Nonostante si tratti di un genere leggero e senza pretese, dobbiamo riconoscere che propone diversi spunti di riflessione. Viene analizzato con concretezza il punto di vista genitoriale attraverso una domanda quanto mai attuale: quale la vera ragione per cui un genitore desidera adottare un figlio? Il desiderio di maternità o il bene del bambino? Fino a che punto si può spingere un genitore con tale desiderio? Risposte difficili anche al giorno di oggi.

“«No». Luke pronunciò quella singola parola come se fosse un colpo di pistola e io trasalii per la sua furia. «Non hai fatto nulla di tutto questo per il bene di Janet. L’hai fatto per te stesso. Non hai mai pensato a ciò che era meglio per lei, ma solo a ciò che volevate tu e Doris»”.

Un altro punto è quello del ricordo di una morale antica, quando certi comportamenti venivano bollati dallo scandalo, questo giallo ce li fa ricordare.

Un romanzo leggero, fresco, che lascia buonumore.

Catherine Coles, scrittrice di bestseller di romanzi gialli dalla trama divertente e articolata. Vive nello Yorkshire.

PRO

Un taglio leggero e avvincente, ironico, nonostante si parli di morti assassinati. Un buon libro per un’estate sotto l’ombrellone e per esercitare la logica della nostra intelligenza. Perfetto per gli amanti del mystery.

CONTRO

Il numero dei personaggi costringe talvolta a fermare la lettura per consultare l’opportuno elenco.

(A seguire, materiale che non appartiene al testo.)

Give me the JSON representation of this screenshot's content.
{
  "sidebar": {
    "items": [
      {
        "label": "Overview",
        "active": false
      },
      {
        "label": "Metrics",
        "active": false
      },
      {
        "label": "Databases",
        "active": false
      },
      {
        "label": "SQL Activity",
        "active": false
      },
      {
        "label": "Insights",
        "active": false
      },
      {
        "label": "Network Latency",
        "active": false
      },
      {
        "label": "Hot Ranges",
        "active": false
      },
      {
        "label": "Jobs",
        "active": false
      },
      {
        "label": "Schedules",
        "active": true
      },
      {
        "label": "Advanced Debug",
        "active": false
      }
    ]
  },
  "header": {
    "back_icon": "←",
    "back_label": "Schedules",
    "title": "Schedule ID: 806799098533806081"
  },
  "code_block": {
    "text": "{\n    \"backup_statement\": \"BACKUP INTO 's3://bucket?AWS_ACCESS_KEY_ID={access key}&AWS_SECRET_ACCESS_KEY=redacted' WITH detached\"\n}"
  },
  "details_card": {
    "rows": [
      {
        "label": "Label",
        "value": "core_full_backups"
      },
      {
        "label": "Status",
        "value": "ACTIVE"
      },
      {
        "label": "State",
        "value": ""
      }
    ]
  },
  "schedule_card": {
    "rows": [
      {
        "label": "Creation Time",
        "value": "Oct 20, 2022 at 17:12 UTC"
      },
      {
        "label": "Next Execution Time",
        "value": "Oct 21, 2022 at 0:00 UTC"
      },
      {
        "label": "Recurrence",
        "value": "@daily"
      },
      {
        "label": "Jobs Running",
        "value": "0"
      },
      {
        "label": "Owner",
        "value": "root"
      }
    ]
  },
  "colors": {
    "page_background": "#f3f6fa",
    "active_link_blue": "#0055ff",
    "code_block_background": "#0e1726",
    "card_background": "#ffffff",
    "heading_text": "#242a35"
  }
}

Non sappiamo come alcune vicende possano avere la loro conclusione. Si attenderà il proseguo.

Trama

1947. Come ringraziamento per la brillante risoluzione del caso precedente, Martha Miller è l’ospite d’onore alla fiera di Winteringham. Stavolta, i suoi unici compiti saranno giudicare i cani più belli in gara al concorso e godersi un buon tè in compagnia dell’affascinante pastore Luke Walker, lontano dai pettegolezzi e da sguardi indiscreti. O almeno, questo è ciò che credeva… Nel bel mezzo della fiera, infatti, la setterina irlandese di Martha, Lizzie, scopre proprio dietro il tendone allestito per il tè il corpo senza vita di una giovane donna. Ma chi può aver ucciso una ragazza così giovane, e perché? A quanto pare, qualcuno nel villaggio ha dei segreti da nascondere… e sembra che Martha e Luke abbiano un altro caso da risolvere. Che le indagini abbiano inizio! Un paesino inglese, una tranquilla fiera di campagna e un misterioso omicidio. Non c’è pace per la nostra Martha Miller. Riuscirà a far luce anche su questo caso grazie al suo spirito d’osservazione?